Most medications employed in pediatrics and child psychiatry are used off-label [36], which means that special attention should be paid to information and informed consent procedures. Given the relatively high incidence of extrapyramidal symptoms with haloperidol, the “off-label” use needs further study [37].

This study has several limitations. First, it was a study of routine clinical practice. Observations were based on referrals emerging from care as usual. Although the focus on delirium may have altered referral paths and rates, we did not actively advocate any change, nor did we screen all admissions for delirium. In the absence of a hard clinical indication, no routine blood level measurements were performed to rule out persistent high levels of sedatives as a possible explanation for any neuropsychiatric symptom. Next, the lack of DSM-IV criteria for pediatric delirium and the disputed relevance of its main criterion in a (P)ICU setting make a standardized diagnosis difficult. Finally, treatment was provided in an open setting and based on consensus, especially among child psychiatrist, pediatric intensivist and child neurologist.

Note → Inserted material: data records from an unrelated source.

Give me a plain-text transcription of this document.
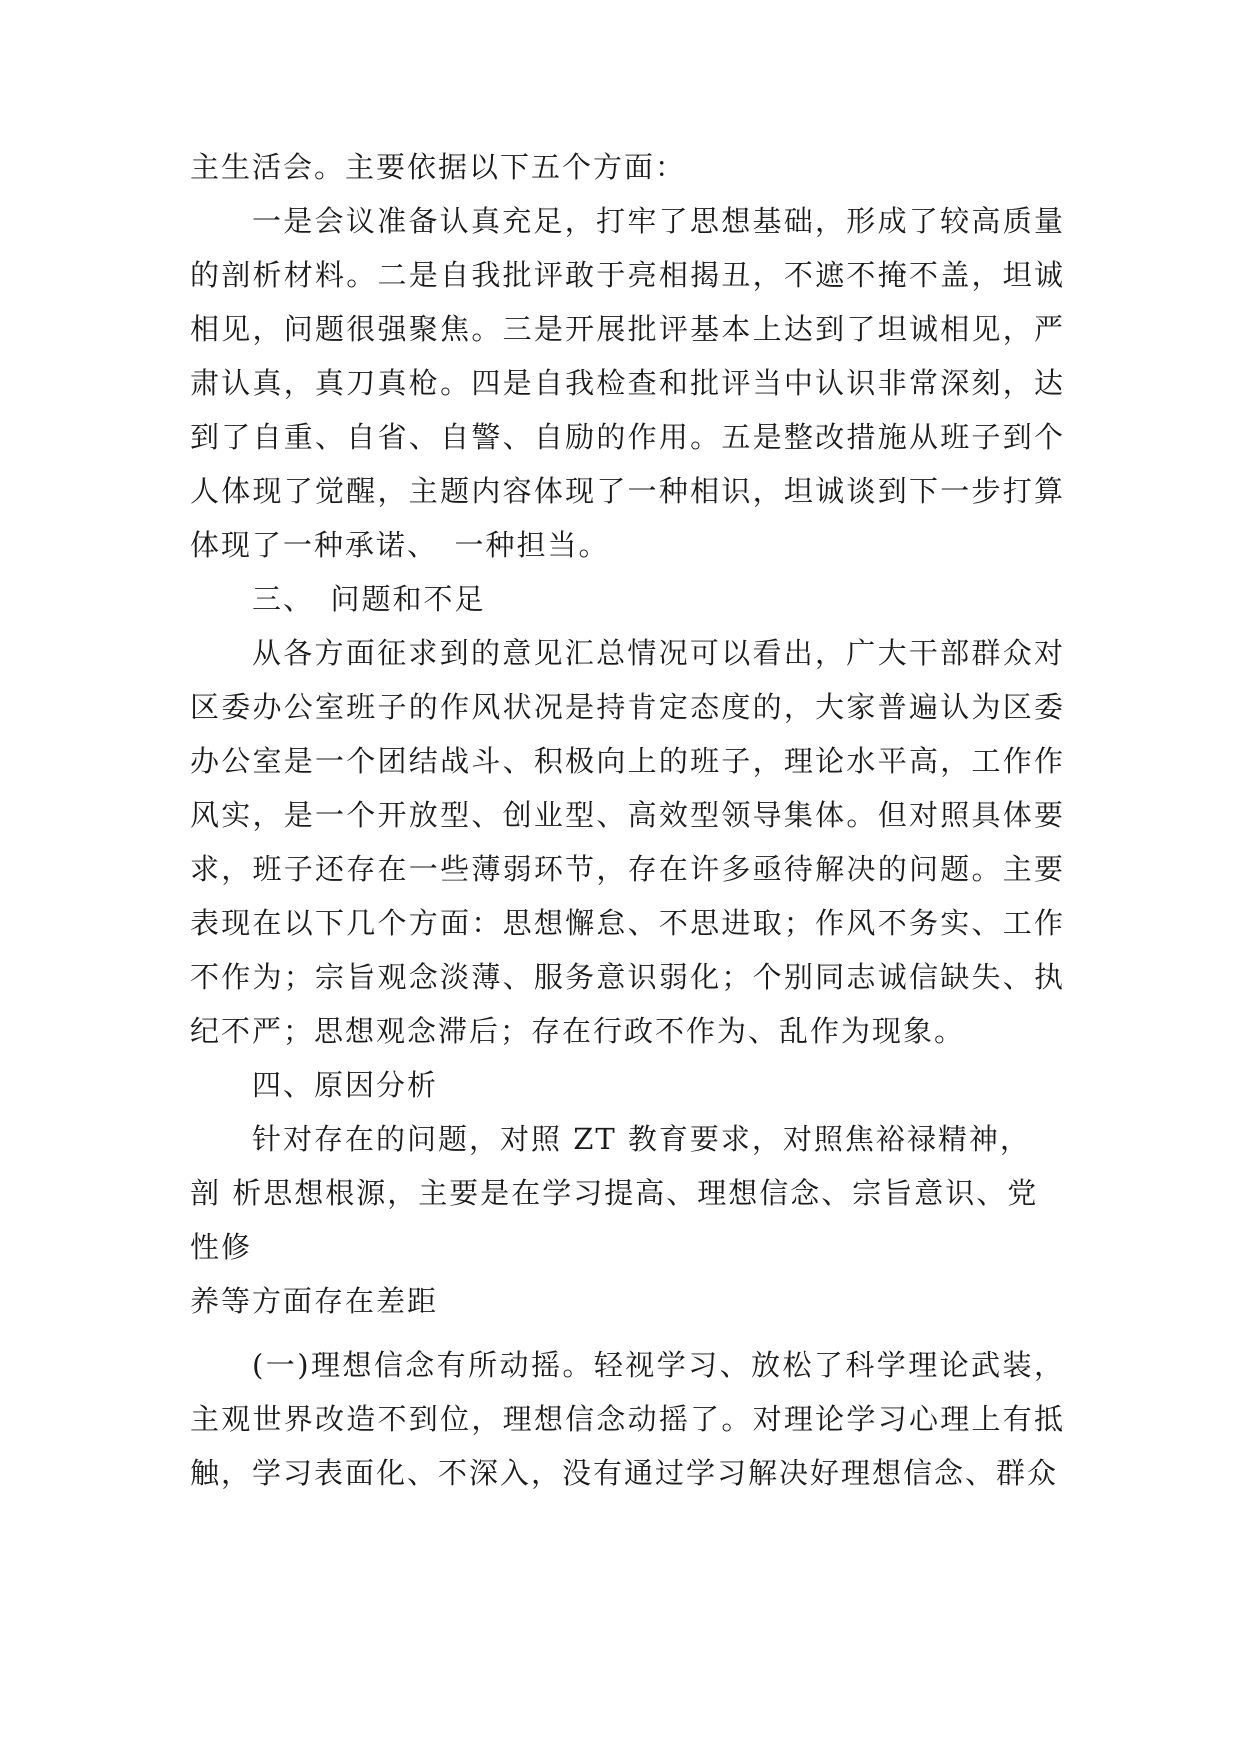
主生活会。主要依据以下五个方面：

一是会议准备认真充足，打牢了思想基础，形成了较高质量的剖析材料。二是自我批评敢于亮相揭丑，不遮不掩不盖，坦诚相见，问题很强聚焦。三是开展批评基本上达到了坦诚相见，严肃认真，真刀真枪。四是自我检查和批评当中认识非常深刻，达到了自重、自省、自警、自励的作用。五是整改措施从班子到个人体现了觉醒，主题内容体现了一种相识，坦诚谈到下一步打算体现了一种承诺、　一种担当。

三、　问题和不足

从各方面征求到的意见汇总情况可以看出，广大干部群众对区委办公室班子的作风状况是持肯定态度的，大家普遍认为区委办公室是一个团结战斗、积极向上的班子，理论水平高，工作作风实，是一个开放型、创业型、高效型领导集体。但对照具体要求，班子还存在一些薄弱环节，存在许多亟待解决的问题。主要表现在以下几个方面：思想懈怠、不思进取；作风不务实、工作不作为；宗旨观念淡薄、服务意识弱化；个别同志诚信缺失、执纪不严；思想观念滞后；存在行政不作为、乱作为现象。

四、原因分析

针对存在的问题，对照 ZT 教育要求，对照焦裕禄精神，

剖 析思想根源，主要是在学习提高、理想信念、宗旨意识、党

性修

养等方面存在差距

(一)理想信念有所动摇。轻视学习、放松了科学理论武装，主观世界改造不到位，理想信念动摇了。对理论学习心理上有抵触，学习表面化、不深入，没有通过学习解决好理想信念、群众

In conclusion, critically ill children in a PICU can develop delirium, with a hyperactive, hypoactive or veiled presentation, despite adequate analgosedation and intensive psychosocial interventions. The approach using an algorithmic structuring and an intensifying of daily clinical care, including the use of multidisciplinary daily consensus meetings, appeared effective in assessing, diagnosing and treating childhood delirium at the PICU. The findings suggest that the incidence is much lower than in adults, but a likely explanation is that delirious states requiring child psychiatric referral are still frequently under-diagnosed. There is also still a great need for developing delirium criteria in critically ill patients, children and adults alike, in a (P)ICU setting. Treatment with haloperidol or risperidone was successful in all patients. Future research is necessary to identify the risk factors for pediatric delirium in a multivariate prospective approach, to develop “easy to use” bedside tools for non-psychiatric trained team members for the early detection of delirium in all pediatric PICU patients, and to study the effects of interventions in a double-blind and ideally placebo-controlled fashion.

Disclosure

Jim van Os is a speaker or member of the advisory board for Lilly, BMS, Janssen-Cilag and AstraZeneca. He received grant or research support from Lilly, GSK, BMS and AstraZeneca. Albert Leentjens participated in research for Boehringer Ingelheim and is on the advisory board of a study related to Parkinson's disease by the same company. The other authors have no financial relationships to disclose.